In a major blow to the processed and fast food industry, in a statement earlier this week, the United Nations called the ubiquity of junk food a human rights concern.
“Within the human rights framework, states are obliged to ensure effective measures to regulate the food industry, ensure that nutrition policymaking spaces are free from private sector influence and implement comprehensive policies that combat malnutrition in all its forms,” Hilal Elver, the U.N.’s special representative on the right to food, said on Tuesday.
Elver says the widespread rise in production of processed foods, along with looser trade regulations has led to a flooded global market filled with, “cheap, nutrient-poor foods that force poor people to choose between economic viability and nutrition, effectively violating their right to adequate food,” reports CBS.

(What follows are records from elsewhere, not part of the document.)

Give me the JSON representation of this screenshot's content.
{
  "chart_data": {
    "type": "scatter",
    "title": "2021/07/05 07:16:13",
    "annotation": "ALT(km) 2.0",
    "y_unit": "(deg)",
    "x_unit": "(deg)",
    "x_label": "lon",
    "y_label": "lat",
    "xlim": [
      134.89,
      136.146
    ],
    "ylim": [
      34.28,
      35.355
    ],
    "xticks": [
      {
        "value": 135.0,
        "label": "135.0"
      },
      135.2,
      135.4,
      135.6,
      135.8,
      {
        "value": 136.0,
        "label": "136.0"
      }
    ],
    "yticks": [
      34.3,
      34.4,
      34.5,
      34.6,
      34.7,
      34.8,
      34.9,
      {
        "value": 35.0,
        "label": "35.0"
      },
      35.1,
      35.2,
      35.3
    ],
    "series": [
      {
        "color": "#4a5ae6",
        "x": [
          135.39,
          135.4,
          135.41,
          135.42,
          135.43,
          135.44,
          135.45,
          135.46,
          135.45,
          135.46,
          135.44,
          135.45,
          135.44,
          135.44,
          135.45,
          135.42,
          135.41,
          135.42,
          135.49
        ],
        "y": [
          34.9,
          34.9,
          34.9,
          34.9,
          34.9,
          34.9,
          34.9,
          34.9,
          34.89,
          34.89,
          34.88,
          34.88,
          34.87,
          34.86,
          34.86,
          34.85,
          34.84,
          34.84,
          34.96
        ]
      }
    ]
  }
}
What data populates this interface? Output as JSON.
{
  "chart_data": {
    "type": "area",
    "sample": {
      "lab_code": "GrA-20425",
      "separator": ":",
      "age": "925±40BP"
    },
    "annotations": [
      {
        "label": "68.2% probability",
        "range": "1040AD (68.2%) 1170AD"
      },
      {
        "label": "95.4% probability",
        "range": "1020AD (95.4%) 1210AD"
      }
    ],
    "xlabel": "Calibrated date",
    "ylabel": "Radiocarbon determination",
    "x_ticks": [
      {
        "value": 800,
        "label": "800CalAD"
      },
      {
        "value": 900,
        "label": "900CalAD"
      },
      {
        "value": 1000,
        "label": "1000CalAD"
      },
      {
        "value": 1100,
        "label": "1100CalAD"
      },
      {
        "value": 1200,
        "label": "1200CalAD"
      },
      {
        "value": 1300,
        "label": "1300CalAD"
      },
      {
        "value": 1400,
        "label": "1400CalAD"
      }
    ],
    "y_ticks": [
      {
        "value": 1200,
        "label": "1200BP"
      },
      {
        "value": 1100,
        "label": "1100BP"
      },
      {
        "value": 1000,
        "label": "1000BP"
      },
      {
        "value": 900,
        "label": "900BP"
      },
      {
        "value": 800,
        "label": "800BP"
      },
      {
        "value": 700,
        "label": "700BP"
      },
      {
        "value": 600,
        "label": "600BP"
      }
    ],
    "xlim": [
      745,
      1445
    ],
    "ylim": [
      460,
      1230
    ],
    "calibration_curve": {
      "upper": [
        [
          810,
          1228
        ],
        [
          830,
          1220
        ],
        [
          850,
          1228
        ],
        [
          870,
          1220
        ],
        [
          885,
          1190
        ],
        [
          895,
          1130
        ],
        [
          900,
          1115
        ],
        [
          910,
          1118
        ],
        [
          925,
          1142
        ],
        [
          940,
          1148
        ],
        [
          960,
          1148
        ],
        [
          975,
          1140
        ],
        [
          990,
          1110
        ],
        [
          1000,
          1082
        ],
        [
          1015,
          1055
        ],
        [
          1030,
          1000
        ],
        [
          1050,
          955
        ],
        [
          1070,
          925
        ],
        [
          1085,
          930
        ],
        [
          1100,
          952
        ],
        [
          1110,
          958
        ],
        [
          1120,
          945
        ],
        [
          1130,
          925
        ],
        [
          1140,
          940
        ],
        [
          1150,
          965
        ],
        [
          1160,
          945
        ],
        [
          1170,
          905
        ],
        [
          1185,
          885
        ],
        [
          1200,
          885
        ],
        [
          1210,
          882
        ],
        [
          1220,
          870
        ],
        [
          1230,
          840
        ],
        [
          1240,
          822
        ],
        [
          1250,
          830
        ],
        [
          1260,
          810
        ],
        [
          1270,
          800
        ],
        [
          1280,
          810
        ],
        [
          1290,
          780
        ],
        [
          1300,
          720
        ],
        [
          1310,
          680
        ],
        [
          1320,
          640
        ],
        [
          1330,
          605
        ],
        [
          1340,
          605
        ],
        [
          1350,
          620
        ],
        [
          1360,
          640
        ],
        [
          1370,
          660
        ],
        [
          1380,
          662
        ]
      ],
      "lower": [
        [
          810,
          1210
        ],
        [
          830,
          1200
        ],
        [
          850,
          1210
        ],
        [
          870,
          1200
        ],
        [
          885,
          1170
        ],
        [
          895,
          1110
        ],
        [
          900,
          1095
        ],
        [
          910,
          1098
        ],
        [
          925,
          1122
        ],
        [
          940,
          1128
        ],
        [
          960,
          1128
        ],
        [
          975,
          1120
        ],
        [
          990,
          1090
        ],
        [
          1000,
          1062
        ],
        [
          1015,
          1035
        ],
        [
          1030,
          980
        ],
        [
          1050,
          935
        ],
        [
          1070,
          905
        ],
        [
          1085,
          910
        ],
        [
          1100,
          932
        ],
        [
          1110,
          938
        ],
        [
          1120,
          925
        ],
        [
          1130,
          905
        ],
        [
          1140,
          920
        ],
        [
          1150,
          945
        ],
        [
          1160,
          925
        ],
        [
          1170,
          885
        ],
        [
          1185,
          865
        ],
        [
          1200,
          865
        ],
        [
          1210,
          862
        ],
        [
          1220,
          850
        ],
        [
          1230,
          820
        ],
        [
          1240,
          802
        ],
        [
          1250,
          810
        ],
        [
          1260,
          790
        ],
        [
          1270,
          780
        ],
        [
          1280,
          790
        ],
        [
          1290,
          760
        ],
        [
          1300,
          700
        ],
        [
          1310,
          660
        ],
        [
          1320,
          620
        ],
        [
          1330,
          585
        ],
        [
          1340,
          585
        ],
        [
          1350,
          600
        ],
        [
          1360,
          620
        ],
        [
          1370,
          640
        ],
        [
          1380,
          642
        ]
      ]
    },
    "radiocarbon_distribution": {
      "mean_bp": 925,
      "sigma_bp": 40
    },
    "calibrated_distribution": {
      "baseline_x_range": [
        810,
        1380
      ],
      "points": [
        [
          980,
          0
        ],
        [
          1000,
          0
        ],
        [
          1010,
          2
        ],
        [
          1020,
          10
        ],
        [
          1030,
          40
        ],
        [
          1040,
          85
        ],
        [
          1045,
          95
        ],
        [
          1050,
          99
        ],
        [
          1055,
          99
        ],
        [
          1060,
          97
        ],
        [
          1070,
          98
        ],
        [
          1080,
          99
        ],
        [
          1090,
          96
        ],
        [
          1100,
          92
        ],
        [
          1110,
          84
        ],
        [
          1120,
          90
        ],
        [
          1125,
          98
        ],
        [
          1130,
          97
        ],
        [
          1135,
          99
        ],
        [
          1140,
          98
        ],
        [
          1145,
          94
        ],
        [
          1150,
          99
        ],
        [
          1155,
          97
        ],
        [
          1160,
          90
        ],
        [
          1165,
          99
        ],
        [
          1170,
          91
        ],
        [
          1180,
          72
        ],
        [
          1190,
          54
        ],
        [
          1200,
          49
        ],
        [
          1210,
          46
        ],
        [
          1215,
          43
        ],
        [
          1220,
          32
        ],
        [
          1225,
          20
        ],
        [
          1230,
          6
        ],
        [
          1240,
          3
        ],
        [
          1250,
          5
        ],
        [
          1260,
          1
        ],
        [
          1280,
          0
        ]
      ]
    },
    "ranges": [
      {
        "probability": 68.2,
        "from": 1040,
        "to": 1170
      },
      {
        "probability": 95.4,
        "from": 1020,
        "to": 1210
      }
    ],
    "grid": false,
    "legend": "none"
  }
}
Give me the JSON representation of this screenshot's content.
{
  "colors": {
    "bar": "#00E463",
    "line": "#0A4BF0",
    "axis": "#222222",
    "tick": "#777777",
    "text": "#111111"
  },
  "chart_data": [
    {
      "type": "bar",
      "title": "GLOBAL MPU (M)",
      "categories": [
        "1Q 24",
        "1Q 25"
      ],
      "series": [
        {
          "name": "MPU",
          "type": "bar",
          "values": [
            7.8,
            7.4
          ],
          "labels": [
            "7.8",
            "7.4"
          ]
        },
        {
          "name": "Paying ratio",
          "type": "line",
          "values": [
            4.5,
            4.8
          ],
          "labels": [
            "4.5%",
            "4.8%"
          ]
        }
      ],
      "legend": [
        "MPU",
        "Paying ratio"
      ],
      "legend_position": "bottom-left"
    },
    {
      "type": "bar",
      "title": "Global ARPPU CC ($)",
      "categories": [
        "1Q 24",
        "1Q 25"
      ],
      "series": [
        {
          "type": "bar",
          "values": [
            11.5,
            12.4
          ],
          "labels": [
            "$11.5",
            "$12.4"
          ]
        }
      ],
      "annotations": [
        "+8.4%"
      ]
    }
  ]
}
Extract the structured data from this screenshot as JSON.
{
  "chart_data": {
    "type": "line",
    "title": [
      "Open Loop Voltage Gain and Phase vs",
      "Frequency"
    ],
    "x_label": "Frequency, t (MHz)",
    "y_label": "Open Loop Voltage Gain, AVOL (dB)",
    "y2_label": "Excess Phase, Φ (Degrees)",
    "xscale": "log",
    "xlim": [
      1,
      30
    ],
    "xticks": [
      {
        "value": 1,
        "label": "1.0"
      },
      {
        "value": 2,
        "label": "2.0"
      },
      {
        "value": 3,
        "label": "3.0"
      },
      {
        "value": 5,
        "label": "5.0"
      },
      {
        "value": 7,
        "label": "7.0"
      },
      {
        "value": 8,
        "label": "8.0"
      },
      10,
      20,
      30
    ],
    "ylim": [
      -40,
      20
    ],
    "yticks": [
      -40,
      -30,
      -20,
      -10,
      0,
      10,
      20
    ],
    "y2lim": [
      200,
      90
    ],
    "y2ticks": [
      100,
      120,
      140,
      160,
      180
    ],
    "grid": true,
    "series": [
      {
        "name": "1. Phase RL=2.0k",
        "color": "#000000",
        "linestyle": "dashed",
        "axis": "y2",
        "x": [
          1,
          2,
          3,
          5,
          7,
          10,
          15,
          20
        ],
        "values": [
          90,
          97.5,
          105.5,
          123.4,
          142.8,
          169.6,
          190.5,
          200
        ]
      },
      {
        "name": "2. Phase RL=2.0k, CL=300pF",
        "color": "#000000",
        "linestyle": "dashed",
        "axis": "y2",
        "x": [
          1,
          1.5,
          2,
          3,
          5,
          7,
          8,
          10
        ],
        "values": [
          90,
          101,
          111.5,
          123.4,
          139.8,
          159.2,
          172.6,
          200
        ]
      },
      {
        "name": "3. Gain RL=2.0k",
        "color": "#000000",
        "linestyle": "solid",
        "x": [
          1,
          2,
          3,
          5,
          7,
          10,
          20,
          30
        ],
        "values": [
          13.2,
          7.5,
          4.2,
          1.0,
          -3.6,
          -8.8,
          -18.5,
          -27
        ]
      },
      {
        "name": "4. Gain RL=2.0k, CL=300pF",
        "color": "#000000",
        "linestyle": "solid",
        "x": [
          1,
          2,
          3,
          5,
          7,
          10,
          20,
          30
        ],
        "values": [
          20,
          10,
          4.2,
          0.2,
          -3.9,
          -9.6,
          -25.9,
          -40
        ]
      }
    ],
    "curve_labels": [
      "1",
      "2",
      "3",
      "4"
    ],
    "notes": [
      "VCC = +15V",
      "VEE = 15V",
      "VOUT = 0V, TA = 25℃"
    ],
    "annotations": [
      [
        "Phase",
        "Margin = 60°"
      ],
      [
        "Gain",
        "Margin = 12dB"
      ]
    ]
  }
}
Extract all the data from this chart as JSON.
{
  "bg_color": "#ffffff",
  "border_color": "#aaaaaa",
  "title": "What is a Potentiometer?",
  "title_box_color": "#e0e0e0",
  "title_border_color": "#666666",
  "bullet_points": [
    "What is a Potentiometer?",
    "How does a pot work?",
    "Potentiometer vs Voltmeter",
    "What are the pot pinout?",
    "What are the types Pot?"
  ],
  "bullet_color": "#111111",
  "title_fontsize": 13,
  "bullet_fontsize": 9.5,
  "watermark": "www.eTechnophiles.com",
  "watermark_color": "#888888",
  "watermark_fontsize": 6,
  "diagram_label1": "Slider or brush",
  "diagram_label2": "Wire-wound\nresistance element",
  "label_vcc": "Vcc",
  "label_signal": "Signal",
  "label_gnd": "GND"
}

Current nutrient deficiencies around the globe are higher among those with access to junk food than among those living in hunger. There are more than two billion people suffering from micro-nutrient deficiencies around the world, with about 600 million of those clinically obese people, compared with 800 million people battling a chronic lack of food.
“The first step is to recognize nutrition as an essential component of the human right to adequate food, reinforced by monitoring accountability and transparency,” Elver said.
The UN representative says the international community is not keeping up pledges to meet nutrition targets, leading to the widespread malnutrition epidemic.
Among the culprits most at fault and most easily corrected are marketing efforts for junk and processed food companies, says Elver, who also urged governments to move away from industrialized food system and instead, notes CBS “embrace more sustainable systems based on ecological balance.”